Cet article s’adresse aux managers et aux universitaires, soucieux de comprendre le consommateur actuel qui est la clé des réussites de lancement de produits et de progression des chiffres d’affaires.

Aussi, il tente de répondre à la question suivante : quelles sont les évolutions actuelles de la société, utiles aux services mercatiques qui souhaitent développer des marques à visages humains ?

Nous étudierons dans une première partie, l’apparition d’une société de client(e)s actrices et acteurs de leur consommation (les consommacteurs). Dans une seconde partie, nous analyserons les réponses apportées par les entreprises.

 

1 – Un nouveau consommateur, acteur du marché : le consommacteur

Depuis la fin des années 1990, les sociologues considèrent que nous vivons dans une société " postmoderne "

1.1 Postmodernité

Ce concept de " postmodernité " repose sur le constat d’une société sans idéologie dominante, caractérisée par la pluralité des valeurs et des styles.
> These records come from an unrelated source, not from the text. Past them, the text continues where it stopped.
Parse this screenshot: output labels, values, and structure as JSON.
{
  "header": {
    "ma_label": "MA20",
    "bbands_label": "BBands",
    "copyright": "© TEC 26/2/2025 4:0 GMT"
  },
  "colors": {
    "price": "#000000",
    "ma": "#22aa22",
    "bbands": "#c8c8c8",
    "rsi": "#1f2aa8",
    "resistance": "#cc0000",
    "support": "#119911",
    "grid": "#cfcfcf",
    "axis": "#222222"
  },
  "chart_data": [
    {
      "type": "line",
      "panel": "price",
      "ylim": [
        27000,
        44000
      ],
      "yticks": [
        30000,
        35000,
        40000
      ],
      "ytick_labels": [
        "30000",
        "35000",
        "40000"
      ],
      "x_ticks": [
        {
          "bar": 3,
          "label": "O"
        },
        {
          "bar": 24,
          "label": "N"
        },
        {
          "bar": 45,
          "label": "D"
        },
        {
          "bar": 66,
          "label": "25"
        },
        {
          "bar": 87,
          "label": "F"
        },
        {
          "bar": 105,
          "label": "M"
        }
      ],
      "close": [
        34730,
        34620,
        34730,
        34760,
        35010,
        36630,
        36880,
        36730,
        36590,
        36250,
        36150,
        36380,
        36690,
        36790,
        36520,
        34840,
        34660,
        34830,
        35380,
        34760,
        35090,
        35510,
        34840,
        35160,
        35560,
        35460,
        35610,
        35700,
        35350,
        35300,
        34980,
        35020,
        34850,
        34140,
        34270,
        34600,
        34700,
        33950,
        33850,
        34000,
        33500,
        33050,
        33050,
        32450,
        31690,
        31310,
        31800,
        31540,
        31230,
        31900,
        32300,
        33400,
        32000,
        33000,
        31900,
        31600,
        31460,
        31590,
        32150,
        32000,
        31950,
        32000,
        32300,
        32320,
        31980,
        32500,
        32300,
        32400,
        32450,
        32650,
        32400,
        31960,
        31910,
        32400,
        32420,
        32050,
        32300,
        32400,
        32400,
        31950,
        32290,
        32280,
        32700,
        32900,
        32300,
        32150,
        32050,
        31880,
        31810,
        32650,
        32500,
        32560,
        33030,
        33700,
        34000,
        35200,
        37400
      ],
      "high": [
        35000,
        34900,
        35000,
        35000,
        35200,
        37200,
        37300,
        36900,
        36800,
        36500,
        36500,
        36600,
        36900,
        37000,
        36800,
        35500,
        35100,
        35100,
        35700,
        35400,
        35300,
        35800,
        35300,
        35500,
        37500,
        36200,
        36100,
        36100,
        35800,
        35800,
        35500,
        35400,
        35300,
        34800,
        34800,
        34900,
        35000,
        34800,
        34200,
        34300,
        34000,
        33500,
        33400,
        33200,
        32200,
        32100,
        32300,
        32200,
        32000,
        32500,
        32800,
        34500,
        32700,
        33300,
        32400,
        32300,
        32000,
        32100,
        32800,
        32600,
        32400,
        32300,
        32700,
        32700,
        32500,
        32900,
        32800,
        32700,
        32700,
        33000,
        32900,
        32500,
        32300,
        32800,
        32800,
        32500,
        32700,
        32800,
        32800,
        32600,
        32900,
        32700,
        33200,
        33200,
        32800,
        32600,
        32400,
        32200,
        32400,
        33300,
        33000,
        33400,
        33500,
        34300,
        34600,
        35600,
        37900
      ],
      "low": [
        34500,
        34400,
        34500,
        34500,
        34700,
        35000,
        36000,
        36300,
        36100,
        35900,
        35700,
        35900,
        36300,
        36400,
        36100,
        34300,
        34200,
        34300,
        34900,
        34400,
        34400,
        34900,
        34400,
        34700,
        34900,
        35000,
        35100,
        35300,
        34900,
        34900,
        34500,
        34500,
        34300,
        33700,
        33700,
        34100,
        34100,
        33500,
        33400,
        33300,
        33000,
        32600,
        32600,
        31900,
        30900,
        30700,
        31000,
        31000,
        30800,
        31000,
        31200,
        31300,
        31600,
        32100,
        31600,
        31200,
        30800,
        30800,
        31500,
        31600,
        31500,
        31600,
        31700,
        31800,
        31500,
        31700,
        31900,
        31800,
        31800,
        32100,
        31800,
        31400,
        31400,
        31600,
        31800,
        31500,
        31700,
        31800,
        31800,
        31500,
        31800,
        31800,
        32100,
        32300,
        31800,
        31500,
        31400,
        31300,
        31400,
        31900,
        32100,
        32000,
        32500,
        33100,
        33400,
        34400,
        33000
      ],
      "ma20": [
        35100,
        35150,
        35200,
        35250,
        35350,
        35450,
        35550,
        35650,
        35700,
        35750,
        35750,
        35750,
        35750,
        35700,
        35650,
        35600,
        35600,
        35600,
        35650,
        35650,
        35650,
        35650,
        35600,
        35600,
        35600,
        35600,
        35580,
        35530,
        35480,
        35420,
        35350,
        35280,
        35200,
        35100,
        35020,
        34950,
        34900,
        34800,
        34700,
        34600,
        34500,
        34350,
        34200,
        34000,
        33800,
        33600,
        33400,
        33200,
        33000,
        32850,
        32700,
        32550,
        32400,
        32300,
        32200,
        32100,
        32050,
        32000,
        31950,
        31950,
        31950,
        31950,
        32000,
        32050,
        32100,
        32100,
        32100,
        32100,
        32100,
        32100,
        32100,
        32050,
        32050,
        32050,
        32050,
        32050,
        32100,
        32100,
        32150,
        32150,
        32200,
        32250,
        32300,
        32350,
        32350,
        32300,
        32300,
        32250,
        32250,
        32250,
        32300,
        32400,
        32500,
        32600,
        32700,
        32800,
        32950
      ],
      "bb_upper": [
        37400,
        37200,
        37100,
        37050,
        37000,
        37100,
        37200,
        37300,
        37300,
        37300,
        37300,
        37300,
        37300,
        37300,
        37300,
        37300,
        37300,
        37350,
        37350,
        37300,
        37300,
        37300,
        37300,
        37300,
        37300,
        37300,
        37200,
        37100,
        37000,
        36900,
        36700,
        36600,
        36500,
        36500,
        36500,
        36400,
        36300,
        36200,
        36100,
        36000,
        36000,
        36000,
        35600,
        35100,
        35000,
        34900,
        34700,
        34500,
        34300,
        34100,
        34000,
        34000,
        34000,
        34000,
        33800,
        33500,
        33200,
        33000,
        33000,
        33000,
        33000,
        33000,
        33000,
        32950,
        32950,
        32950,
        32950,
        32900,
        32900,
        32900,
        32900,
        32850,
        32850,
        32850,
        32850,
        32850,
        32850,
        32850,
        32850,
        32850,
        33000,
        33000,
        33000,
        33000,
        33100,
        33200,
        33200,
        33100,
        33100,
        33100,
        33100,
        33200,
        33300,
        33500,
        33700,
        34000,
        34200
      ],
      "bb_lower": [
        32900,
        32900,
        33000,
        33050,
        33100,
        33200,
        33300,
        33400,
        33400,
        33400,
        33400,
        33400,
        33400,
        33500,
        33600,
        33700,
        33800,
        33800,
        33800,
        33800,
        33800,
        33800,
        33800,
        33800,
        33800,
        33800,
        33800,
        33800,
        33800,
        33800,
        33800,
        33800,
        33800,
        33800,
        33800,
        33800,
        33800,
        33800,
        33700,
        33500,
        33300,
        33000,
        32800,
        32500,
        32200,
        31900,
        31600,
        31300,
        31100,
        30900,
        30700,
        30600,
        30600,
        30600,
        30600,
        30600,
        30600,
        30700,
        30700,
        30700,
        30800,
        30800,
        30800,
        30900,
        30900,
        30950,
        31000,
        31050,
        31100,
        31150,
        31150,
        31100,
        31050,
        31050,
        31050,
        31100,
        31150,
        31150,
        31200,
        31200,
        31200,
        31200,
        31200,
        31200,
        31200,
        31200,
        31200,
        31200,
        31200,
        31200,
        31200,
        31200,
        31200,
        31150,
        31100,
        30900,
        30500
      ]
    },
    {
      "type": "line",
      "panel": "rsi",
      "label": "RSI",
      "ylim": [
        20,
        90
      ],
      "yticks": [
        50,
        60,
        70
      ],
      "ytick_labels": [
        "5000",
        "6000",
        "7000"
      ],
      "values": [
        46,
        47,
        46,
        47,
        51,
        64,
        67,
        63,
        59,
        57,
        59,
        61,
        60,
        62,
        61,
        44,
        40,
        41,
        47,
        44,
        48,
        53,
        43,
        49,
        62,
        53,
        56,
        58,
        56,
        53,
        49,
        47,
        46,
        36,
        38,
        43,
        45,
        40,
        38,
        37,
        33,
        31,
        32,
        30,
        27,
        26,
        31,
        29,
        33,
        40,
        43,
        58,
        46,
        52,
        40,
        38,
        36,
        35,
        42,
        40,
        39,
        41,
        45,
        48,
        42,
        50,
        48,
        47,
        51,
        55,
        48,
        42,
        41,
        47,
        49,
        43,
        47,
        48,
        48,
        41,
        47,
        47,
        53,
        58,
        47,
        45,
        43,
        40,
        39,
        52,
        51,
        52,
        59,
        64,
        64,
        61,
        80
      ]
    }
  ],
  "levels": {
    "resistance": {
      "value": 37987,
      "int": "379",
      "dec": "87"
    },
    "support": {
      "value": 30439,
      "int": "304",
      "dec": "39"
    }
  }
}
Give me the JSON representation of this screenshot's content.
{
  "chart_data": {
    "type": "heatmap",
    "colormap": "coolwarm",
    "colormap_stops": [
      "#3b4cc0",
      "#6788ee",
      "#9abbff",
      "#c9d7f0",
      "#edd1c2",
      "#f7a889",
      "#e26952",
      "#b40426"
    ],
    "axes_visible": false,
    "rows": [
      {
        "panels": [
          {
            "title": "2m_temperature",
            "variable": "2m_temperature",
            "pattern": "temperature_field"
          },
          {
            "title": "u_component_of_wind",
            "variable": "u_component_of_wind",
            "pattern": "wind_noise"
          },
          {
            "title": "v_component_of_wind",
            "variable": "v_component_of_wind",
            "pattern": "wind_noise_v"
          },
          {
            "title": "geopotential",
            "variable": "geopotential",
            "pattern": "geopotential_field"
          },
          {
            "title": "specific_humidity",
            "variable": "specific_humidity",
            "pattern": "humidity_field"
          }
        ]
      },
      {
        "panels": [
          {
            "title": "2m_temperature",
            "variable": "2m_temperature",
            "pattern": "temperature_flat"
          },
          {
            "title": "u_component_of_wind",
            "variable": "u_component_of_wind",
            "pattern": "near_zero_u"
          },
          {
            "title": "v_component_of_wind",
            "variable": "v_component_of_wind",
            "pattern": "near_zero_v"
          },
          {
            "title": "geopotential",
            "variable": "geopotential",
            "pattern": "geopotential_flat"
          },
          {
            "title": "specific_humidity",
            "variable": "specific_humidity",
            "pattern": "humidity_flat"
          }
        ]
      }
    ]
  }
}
La société post moderne ouvre le début d’une ère nouvelle : le patriarcat recule face à l’émergence des courants féministes et homosexuels. Les individus accordent moins d’importance à la force et à l’apparence virile, qui furent le fondement idéologique de la société moderne. Ces changements font naître trois nouvelles attitudes, représentatives de notre époque.

La spontanéité

Les mœurs ont basculé du côté de la personnalisation. L’air du temps est à la différence, à la fantaisie, au décontracté. Le standard et l’apprêt n’ont pas bonne presse. La culture post moderne est celle du ressenti et de l’émancipation individuelle. Elle touche toutes les catégories d’âge et de sexe.

Ce règne de l’expression invite chacun à chercher sa vérité, à être responsable de sa vie. Le sujet se teste, s’observe et se retrouve seul à décider de son identité esthétique, affective, physique, érotique, etc. Rarement l’individu a été autant mis en valeur, sollicité dans un environnement social ouvert, pluriel, qui prend en compte les désirs de chacun et fait sauter les dernières barrières.

Le narcisme

Chaque génération a sa figure mythologique. Narcisse est le symbole du temps présent. Pour comprendre ce regain d’intérêt pour le narcisme, il convient de revenir à la légende qui le fonde. Narcisse se penche au-dessus de l’eau, captivé par sa beauté, fasciné par cette image. Lorsqu’il se penche pour la caresser, il tombe à l’eau et se noie. Le sens de ce mythe n’est pas de dénoncer l’amour de soi, au contraire, mais le danger de se rapporter au monde comme si le réel ne pouvait être appréhendé qu’à travers l’illusion des apparences.

Ce nouveau stade de l’individualisme révèle l’intime de l’individu en plein bouleversement et ses nouvelles relations à son corps, son apparence, sa conception du charme, ses rapports avec autrui, le monde et le temps. Le narcisme transforme tout sur son passage : hommes et femmes ont porté à un point culminant le règne du corps et de la beauté.

L’homme, plus particulièrement, a décidé de se laisser charmer et de charmer ; à la lumière de tous ces espaces d’esthétique qui voient le jour : prendre soin de soi, se jouer de l’âge et des rides, s’occuper de sa santé. Il ne s’agit pas d’une " féminisation " progressive de l’identité masculine comme le prétend E. Badinter, mais de l’avènement d’un nouvel imaginaire du corps .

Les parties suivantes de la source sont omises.